I saw an interesting movie last night (there's nothing on TV nowadays) called "Garden State". It was about a young man who comes back to the place he used to live because his mother died. He meets up with some people that he grew up with but still seems detached from them. He doesn't really see his purpose until he meets up with a cute, albeit strange, girl who catches his fancy.

"When the student is ready, the teacher will appear". Sound familiar?

He finally talks to his father about all the things they haven't said... all the stilted conversations. There is a distinct sense of death in this movie. There is also a great sense of love and knowing -- or finding out -- what ones purpose is. Do we choose our relationships or do they choose us?

I think one of the best things about the movie was the 'Nick Drake'-like soundtrack. Just as I'm thinking that, one of his songs plays. It was like sliding on your favorite pair of broken-in jeans. There was some element of this character's detachment that made me see a little of myself. I've been described as aloof, stand-off-ish (is that a word?), and -- yes -- even detached.

I haven't seen my family in a while. It used to seem like I almost saw them too much but recently we haven't been hitting on all cylinders. Everyone has their own life, I don't blame them... it's just kind of sad. When we're all together it's a lot of fun and laughter because deep down I think we like each other.
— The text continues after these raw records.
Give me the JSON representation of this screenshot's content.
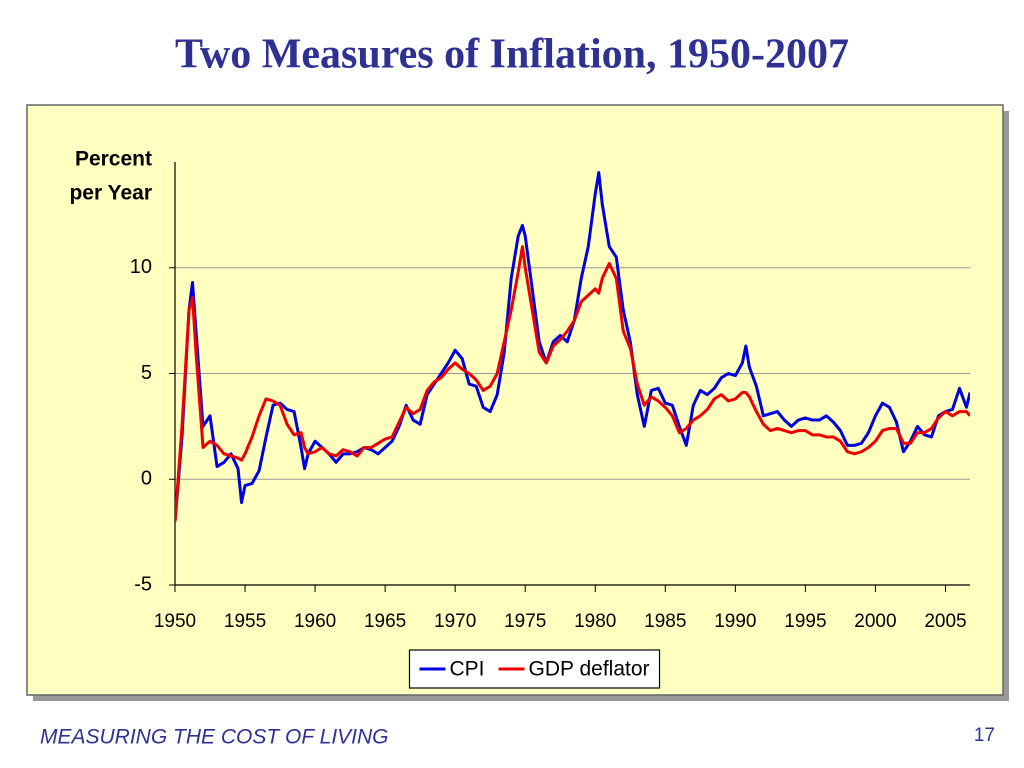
{
  "chart_data": {
    "type": "line",
    "title": "Two Measures of Inflation, 1950-2007",
    "ylabel": [
      "Percent",
      "per Year"
    ],
    "x": [
      1950.0,
      1950.5,
      1951.0,
      1951.25,
      1951.5,
      1952.0,
      1952.5,
      1953.0,
      1953.5,
      1954.0,
      1954.5,
      1954.75,
      1955.0,
      1955.5,
      1956.0,
      1956.5,
      1957.0,
      1957.5,
      1958.0,
      1958.5,
      1959.0,
      1959.25,
      1959.5,
      1960.0,
      1960.5,
      1961.0,
      1961.5,
      1962.0,
      1962.5,
      1963.0,
      1963.5,
      1964.0,
      1964.5,
      1965.0,
      1965.5,
      1966.0,
      1966.5,
      1967.0,
      1967.5,
      1968.0,
      1968.5,
      1969.0,
      1969.5,
      1970.0,
      1970.5,
      1971.0,
      1971.5,
      1972.0,
      1972.5,
      1973.0,
      1973.5,
      1974.0,
      1974.5,
      1974.8,
      1975.0,
      1975.5,
      1976.0,
      1976.5,
      1977.0,
      1977.5,
      1978.0,
      1978.5,
      1979.0,
      1979.5,
      1980.0,
      1980.25,
      1980.5,
      1981.0,
      1981.5,
      1982.0,
      1982.5,
      1983.0,
      1983.5,
      1984.0,
      1984.5,
      1985.0,
      1985.5,
      1986.0,
      1986.5,
      1987.0,
      1987.5,
      1988.0,
      1988.5,
      1989.0,
      1989.5,
      1990.0,
      1990.5,
      1990.75,
      1991.0,
      1991.5,
      1992.0,
      1992.5,
      1993.0,
      1993.5,
      1994.0,
      1994.5,
      1995.0,
      1995.5,
      1996.0,
      1996.5,
      1997.0,
      1997.5,
      1998.0,
      1998.5,
      1999.0,
      1999.5,
      2000.0,
      2000.5,
      2001.0,
      2001.5,
      2002.0,
      2002.5,
      2003.0,
      2003.5,
      2004.0,
      2004.5,
      2005.0,
      2005.5,
      2006.0,
      2006.5,
      2006.75
    ],
    "series": [
      {
        "name": "CPI",
        "color": "#0000e0",
        "values": [
          -2,
          2,
          8,
          9.3,
          7,
          2.5,
          3,
          0.6,
          0.8,
          1.2,
          0.5,
          -1.1,
          -0.3,
          -0.2,
          0.4,
          2,
          3.5,
          3.6,
          3.3,
          3.2,
          1.5,
          0.5,
          1.2,
          1.8,
          1.5,
          1.2,
          0.8,
          1.2,
          1.2,
          1.3,
          1.5,
          1.4,
          1.2,
          1.5,
          1.8,
          2.5,
          3.5,
          2.8,
          2.6,
          4,
          4.5,
          5,
          5.5,
          6.1,
          5.7,
          4.5,
          4.4,
          3.4,
          3.2,
          4,
          6,
          9.5,
          11.5,
          12,
          11.5,
          9,
          6.5,
          5.5,
          6.5,
          6.8,
          6.5,
          7.5,
          9.5,
          11,
          13.5,
          14.5,
          13,
          11,
          10.5,
          8,
          6.5,
          4,
          2.5,
          4.2,
          4.3,
          3.6,
          3.5,
          2.5,
          1.6,
          3.5,
          4.2,
          4,
          4.3,
          4.8,
          5,
          4.9,
          5.5,
          6.3,
          5.3,
          4.4,
          3,
          3.1,
          3.2,
          2.8,
          2.5,
          2.8,
          2.9,
          2.8,
          2.8,
          3,
          2.7,
          2.3,
          1.6,
          1.6,
          1.7,
          2.2,
          3,
          3.6,
          3.4,
          2.7,
          1.3,
          1.8,
          2.5,
          2.1,
          2,
          3,
          3.2,
          3.3,
          4.3,
          3.4,
          4.1
        ]
      },
      {
        "name": "GDP deflator",
        "color": "#ee0000",
        "values": [
          -2,
          2.5,
          8,
          8.6,
          6,
          1.5,
          1.8,
          1.6,
          1.2,
          1.1,
          1.0,
          0.9,
          1.2,
          2,
          3,
          3.8,
          3.7,
          3.5,
          2.6,
          2.1,
          2.2,
          1.5,
          1.2,
          1.3,
          1.5,
          1.2,
          1.1,
          1.4,
          1.3,
          1.1,
          1.5,
          1.5,
          1.7,
          1.9,
          2.0,
          2.7,
          3.4,
          3.1,
          3.3,
          4.2,
          4.6,
          4.8,
          5.2,
          5.5,
          5.2,
          5.0,
          4.7,
          4.2,
          4.4,
          5,
          6.5,
          8,
          9.8,
          11,
          10,
          8,
          6,
          5.5,
          6.3,
          6.6,
          7,
          7.5,
          8.4,
          8.7,
          9,
          8.8,
          9.5,
          10.2,
          9.5,
          7,
          6.2,
          4.5,
          3.5,
          3.9,
          3.7,
          3.4,
          3,
          2.2,
          2.4,
          2.8,
          3,
          3.3,
          3.8,
          4.0,
          3.7,
          3.8,
          4.1,
          4.1,
          3.9,
          3.2,
          2.6,
          2.3,
          2.4,
          2.3,
          2.2,
          2.3,
          2.3,
          2.1,
          2.1,
          2.0,
          2.0,
          1.8,
          1.3,
          1.2,
          1.3,
          1.5,
          1.8,
          2.3,
          2.4,
          2.4,
          1.7,
          1.7,
          2.2,
          2.2,
          2.4,
          2.9,
          3.2,
          3.0,
          3.2,
          3.2,
          3.0
        ]
      }
    ],
    "xlim": [
      1950,
      2006.75
    ],
    "xticks": [
      1950,
      1955,
      1960,
      1965,
      1970,
      1975,
      1980,
      1985,
      1990,
      1995,
      2000,
      2005
    ],
    "ylim": [
      -5,
      15
    ],
    "yticks": [
      -5,
      0,
      5,
      10
    ],
    "grid": true,
    "legend": "bottom"
  },
  "footer": {
    "text": "MEASURING THE COST OF LIVING",
    "page": 17
  }
}
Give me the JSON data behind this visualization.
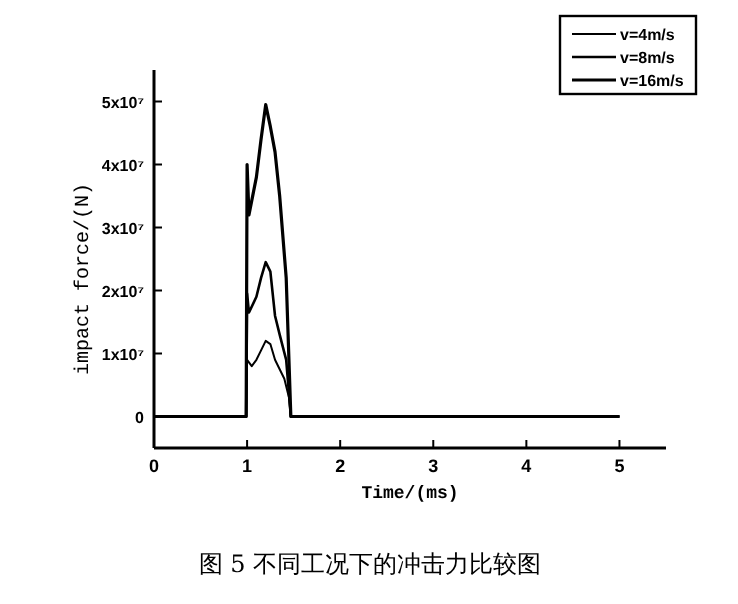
{
  "chart_data": {
    "type": "line",
    "xlabel": "Time/(ms)",
    "ylabel": "impact force/(N)",
    "annotations": [
      "图 5   不同工况下的冲击力比较图"
    ],
    "series": [
      {
        "name": "v=4m/s",
        "color": "#000000",
        "x": [
          0,
          0.99,
          1.0,
          1.05,
          1.1,
          1.15,
          1.2,
          1.25,
          1.3,
          1.35,
          1.4,
          1.45,
          1.47,
          5
        ],
        "values": [
          0,
          0,
          9000000,
          8000000,
          9000000,
          10500000,
          12000000,
          11500000,
          9000000,
          7500000,
          6000000,
          3000000,
          0,
          0
        ]
      },
      {
        "name": "v=8m/s",
        "color": "#000000",
        "x": [
          0,
          0.99,
          1.0,
          1.02,
          1.1,
          1.15,
          1.2,
          1.25,
          1.3,
          1.35,
          1.42,
          1.47,
          5
        ],
        "values": [
          0,
          0,
          19500000,
          16500000,
          19000000,
          22000000,
          24500000,
          23000000,
          16000000,
          13000000,
          9000000,
          0,
          0
        ]
      },
      {
        "name": "v=16m/s",
        "color": "#000000",
        "x": [
          0,
          0.99,
          1.0,
          1.02,
          1.1,
          1.15,
          1.2,
          1.25,
          1.3,
          1.35,
          1.42,
          1.47,
          5
        ],
        "values": [
          0,
          0,
          40000000,
          32000000,
          38000000,
          44000000,
          49500000,
          46000000,
          42000000,
          35000000,
          22000000,
          0,
          0
        ]
      }
    ],
    "xlim": [
      0,
      5.5
    ],
    "xticks": [
      0,
      1,
      2,
      3,
      4,
      5
    ],
    "ylim": [
      -5000000,
      55000000
    ],
    "yticks": [
      0,
      {
        "value": 10000000,
        "label": "1x10⁷"
      },
      {
        "value": 20000000,
        "label": "2x10⁷"
      },
      {
        "value": 30000000,
        "label": "3x10⁷"
      },
      {
        "value": 40000000,
        "label": "4x10⁷"
      },
      {
        "value": 50000000,
        "label": "5x10⁷"
      }
    ],
    "grid": false,
    "legend": "top right",
    "line_style": "solid"
  }
}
I think the problem is that I've spent too much time looking inside myself trying to figure out what's wrong instead of looking out at what's beyond my three foot perimeter. I've felt that sense of rejection so long that a large defensive shield is up. It takes a LOT to crack it. I want the power, though... there's power in knowledge and when I give it away that makes me vulnerable. I don't want to be vulnerable because it makes me afraid and I don't want to be afraid. It's a catch-22 because I'm already afraid.

Anyone can tell you that a large part of life is rejection but that doesn't make me like it any more. I was about to write a statement in defense of rejection but I don't want to steer the conversation to that area. I don't want to understand any one's rejection but my own. What am I doing wrong? There I go again, looking inside.

I struggle to be a functioning, healthy adult in this world. Some days I make it, some I don't and some I put the 'fun' in dysfunctional.